Specifically, on the matter of access over third party land, the Minerals Officer was asked (58 minutes in): "Were the landowner’s concerns taken into account during the consultation". After some off-mic discussion, the officer carefully answered:
The development of the Minerals Plan has taken account of views of a whole range of people including the farmer, who’s a tenant of the actual extraction site [not correct] and who owns the fields beyond. The evidence at the time from the operator or the indication from the operator was that they believed that they had access rights over this land. In the course of the planning application that’s been received since, it’s been suggested that this is not the case and we are seeking further information from the operator on that. So it’s a very fluid position.
Without site access, there is no quarry. DCC allocated this Specific Site to include the third party land without seeing any evidence that the operator had rights over such land. Click here for the whole story.
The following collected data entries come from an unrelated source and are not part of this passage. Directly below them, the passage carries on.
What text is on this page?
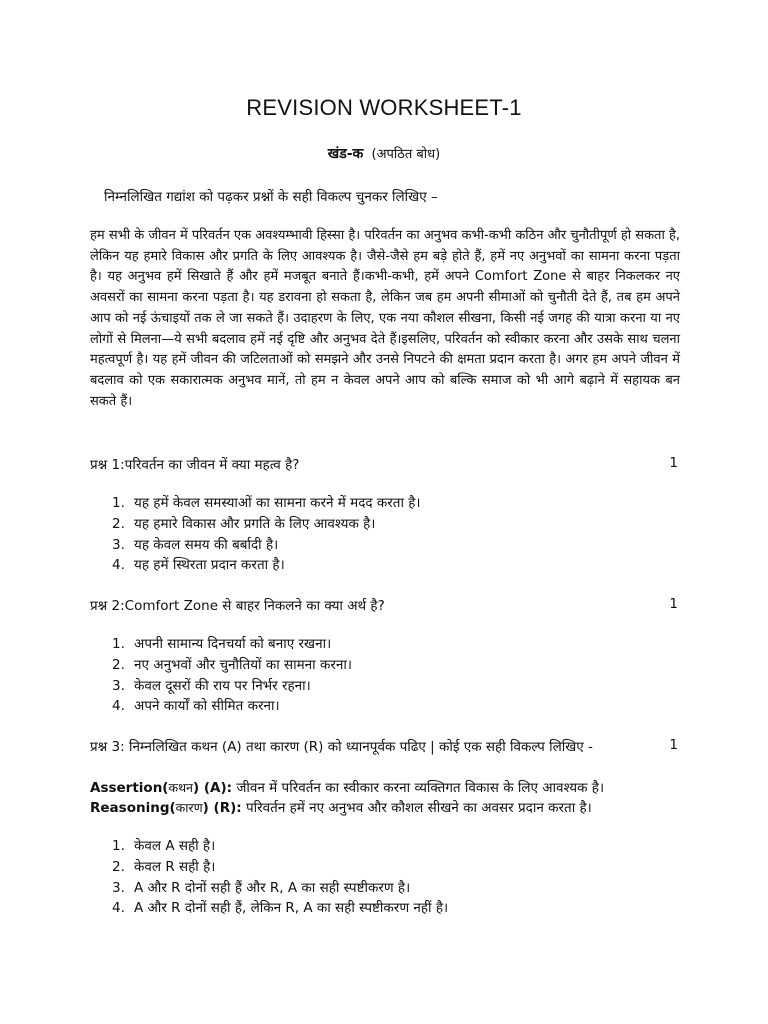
REVISION WORKSHEET-1
खंड-क (अपठित बोध)
निम्नलिखित गद्यांश को पढ़कर प्रश्नों के सही विकल्प चुनकर लिखिए –
हम सभी के जीवन में परिवर्तन एक अवश्यम्भावी हिस्सा है। परिवर्तन का अनुभव कभी-कभी कठिन और चुनौतीपूर्ण हो सकता है, लेकिन यह हमारे विकास और प्रगति के लिए आवश्यक है। जैसे-जैसे हम बड़े होते हैं, हमें नए अनुभवों का सामना करना पड़ता है। यह अनुभव हमें सिखाते हैं और हमें मजबूत बनाते हैं।कभी-कभी, हमें अपने Comfort Zone से बाहर निकलकर नए अवसरों का सामना करना पड़ता है। यह डरावना हो सकता है, लेकिन जब हम अपनी सीमाओं को चुनौती देते हैं, तब हम अपने आप को नई ऊंचाइयों तक ले जा सकते हैं। उदाहरण के लिए, एक नया कौशल सीखना, किसी नई जगह की यात्रा करना या नए लोगों से मिलना—ये सभी बदलाव हमें नई दृष्टि और अनुभव देते हैं।इसलिए, परिवर्तन को स्वीकार करना और उसके साथ चलना महत्वपूर्ण है। यह हमें जीवन की जटिलताओं को समझने और उनसे निपटने की क्षमता प्रदान करता है। अगर हम अपने जीवन में बदलाव को एक सकारात्मक अनुभव मानें, तो हम न केवल अपने आप को बल्कि समाज को भी आगे बढ़ाने में सहायक बन सकते हैं।
प्रश्न 1:परिवर्तन का जीवन में क्या महत्व है?	1
1. यह हमें केवल समस्याओं का सामना करने में मदद करता है।
2. यह हमारे विकास और प्रगति के लिए आवश्यक है।
3. यह केवल समय की बर्बादी है।
4. यह हमें स्थिरता प्रदान करता है।
प्रश्न 2:Comfort Zone से बाहर निकलने का क्या अर्थ है?	1
1. अपनी सामान्य दिनचर्या को बनाए रखना।
2. नए अनुभवों और चुनौतियों का सामना करना।
3. केवल दूसरों की राय पर निर्भर रहना।
4. अपने कार्यों को सीमित करना।
प्रश्न 3: निम्नलिखित कथन (A) तथा कारण (R) को ध्यानपूर्वक पढिए | कोई एक सही विकल्प लिखिए -	1
Assertion(कथन) (A): जीवन में परिवर्तन का स्वीकार करना व्यक्तिगत विकास के लिए आवश्यक है।
Reasoning(कारण) (R): परिवर्तन हमें नए अनुभव और कौशल सीखने का अवसर प्रदान करता है।
1. केवल A सही है।
2. केवल R सही है।
3. A और R दोनों सही हैं और R, A का सही स्पष्टीकरण है।
4. A और R दोनों सही हैं, लेकिन R, A का सही स्पष्टीकरण नहीं है।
It’s been the same all along. As we wrote in our response to the Minerals Plan, "time and time again the Council has taken the operator at its unsubstantiated, unevidenced word, whilst ignoring other voices that have proved to be the more accurate". Still, the unelected officer knows best. Let’s hope we get more sense out of the Planning Inspector. The Public Inquiry has already been booked for the summer. Of course, by then Aggregate Industries’ planning applications may have already been determined.